The baud rate refers to the signalling rate at which data is sent through a channel and is measured in electrical transitions per second. In the EIA232 serial interface standard, one signal transition, at most, occurs per bit, and the baud rate and bit rate are identical. In this case, a rate of 9600 baud corresponds to a transfer of 9,600 data bits per second with a bit period of 104 microseconds (1/9600 sec.). If two electrical transitions were required for each bit, as is the case in non-return-to-zero coding, then at a rate of 9600 baud, only 4800 bits per second could be conveyed. The channel efficiency is the number of bits of useful information passed through the channel per second. It does not include framing, formatting, and error detecting bits that may be added to the information bits before a message is transmitted, and will always be less than one.

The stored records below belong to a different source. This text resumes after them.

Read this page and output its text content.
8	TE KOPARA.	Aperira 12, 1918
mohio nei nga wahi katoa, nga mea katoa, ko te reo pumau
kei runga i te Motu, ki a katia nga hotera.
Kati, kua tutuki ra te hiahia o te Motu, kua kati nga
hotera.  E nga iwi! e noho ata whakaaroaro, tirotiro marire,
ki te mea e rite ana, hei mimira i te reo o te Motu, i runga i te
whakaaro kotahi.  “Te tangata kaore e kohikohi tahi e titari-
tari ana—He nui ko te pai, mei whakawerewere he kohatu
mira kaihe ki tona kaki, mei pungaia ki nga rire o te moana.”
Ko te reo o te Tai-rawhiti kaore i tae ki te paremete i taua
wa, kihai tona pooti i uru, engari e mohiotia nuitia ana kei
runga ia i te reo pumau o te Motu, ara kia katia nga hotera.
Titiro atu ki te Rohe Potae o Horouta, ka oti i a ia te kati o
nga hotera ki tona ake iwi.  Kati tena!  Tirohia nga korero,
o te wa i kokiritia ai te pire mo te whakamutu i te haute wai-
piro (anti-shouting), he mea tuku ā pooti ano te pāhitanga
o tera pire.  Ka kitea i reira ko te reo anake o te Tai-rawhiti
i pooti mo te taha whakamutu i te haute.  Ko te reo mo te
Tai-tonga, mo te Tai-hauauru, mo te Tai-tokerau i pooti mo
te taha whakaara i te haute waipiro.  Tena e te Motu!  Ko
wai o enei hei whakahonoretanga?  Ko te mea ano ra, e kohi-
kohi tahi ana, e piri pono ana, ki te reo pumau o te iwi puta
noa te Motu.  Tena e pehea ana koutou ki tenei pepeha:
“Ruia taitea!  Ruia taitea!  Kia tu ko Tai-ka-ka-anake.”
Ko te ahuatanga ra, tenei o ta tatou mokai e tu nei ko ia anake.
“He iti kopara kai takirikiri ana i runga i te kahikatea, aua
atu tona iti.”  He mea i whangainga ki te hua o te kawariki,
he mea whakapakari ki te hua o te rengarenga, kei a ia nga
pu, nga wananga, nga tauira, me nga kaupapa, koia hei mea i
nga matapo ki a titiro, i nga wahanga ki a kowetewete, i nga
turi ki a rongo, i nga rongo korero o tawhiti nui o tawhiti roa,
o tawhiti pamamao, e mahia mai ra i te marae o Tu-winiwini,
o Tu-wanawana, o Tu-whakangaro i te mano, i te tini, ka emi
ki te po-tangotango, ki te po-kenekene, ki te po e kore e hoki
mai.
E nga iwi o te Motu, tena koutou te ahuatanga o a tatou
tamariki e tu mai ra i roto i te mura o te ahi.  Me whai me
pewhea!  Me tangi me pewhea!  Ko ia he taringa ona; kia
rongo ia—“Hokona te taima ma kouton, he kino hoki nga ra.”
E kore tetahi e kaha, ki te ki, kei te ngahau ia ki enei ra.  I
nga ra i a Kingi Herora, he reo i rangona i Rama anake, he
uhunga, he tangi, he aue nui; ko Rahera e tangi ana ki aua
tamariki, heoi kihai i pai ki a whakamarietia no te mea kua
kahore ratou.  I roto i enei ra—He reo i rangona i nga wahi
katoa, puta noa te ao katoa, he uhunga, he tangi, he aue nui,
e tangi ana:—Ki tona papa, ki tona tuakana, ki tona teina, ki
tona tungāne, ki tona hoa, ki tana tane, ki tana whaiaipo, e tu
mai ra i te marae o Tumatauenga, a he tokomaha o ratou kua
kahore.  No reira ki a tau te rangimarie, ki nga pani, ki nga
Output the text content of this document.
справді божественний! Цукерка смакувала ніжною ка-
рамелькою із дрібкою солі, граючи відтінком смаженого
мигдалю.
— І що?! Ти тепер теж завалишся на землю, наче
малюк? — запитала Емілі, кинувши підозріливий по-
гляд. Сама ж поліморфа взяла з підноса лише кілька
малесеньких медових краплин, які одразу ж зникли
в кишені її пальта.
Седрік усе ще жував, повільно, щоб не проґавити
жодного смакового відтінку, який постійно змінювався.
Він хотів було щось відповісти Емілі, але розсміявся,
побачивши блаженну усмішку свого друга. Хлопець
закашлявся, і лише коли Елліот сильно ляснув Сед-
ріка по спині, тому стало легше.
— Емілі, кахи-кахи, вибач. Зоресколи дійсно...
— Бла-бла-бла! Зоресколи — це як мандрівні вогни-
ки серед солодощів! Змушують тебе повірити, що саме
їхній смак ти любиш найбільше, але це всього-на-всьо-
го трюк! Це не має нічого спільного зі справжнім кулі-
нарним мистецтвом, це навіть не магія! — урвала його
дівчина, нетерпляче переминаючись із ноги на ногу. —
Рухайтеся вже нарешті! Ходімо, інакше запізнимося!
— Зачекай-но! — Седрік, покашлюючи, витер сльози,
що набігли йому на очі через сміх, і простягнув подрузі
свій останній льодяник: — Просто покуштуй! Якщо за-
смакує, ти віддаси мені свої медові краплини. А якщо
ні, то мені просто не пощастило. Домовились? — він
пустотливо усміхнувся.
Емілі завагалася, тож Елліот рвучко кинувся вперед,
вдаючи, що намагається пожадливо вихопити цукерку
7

The data rate of a channel is often specified by its bit rate (often thought erroneously to be the same as baud rate). However, an equivalent measure channel capacity is bandwidth. In general, the maximum data rate a channel can support is directly proportional to the channel's bandwidth and inversely proportional to the channel's noise level.

A communications protocol is an agreed-upon convention that defines the order and meaning of bits in a serial transmission. It may also specify a procedure for exchanging messages. A protocol will define how many data bits compose a message unit, the framing and formatting bits, any error-detecting bits that may be added, and other information that governs control of the communications hardware. Channel efficiency is determined by the protocol design rather than by digital hardware considerations. Note that there is a tradeoff between channel efficiency and reliability - protocols that provide greater immunity to noise by adding error-detecting and -correcting codes must necessarily become less efficient.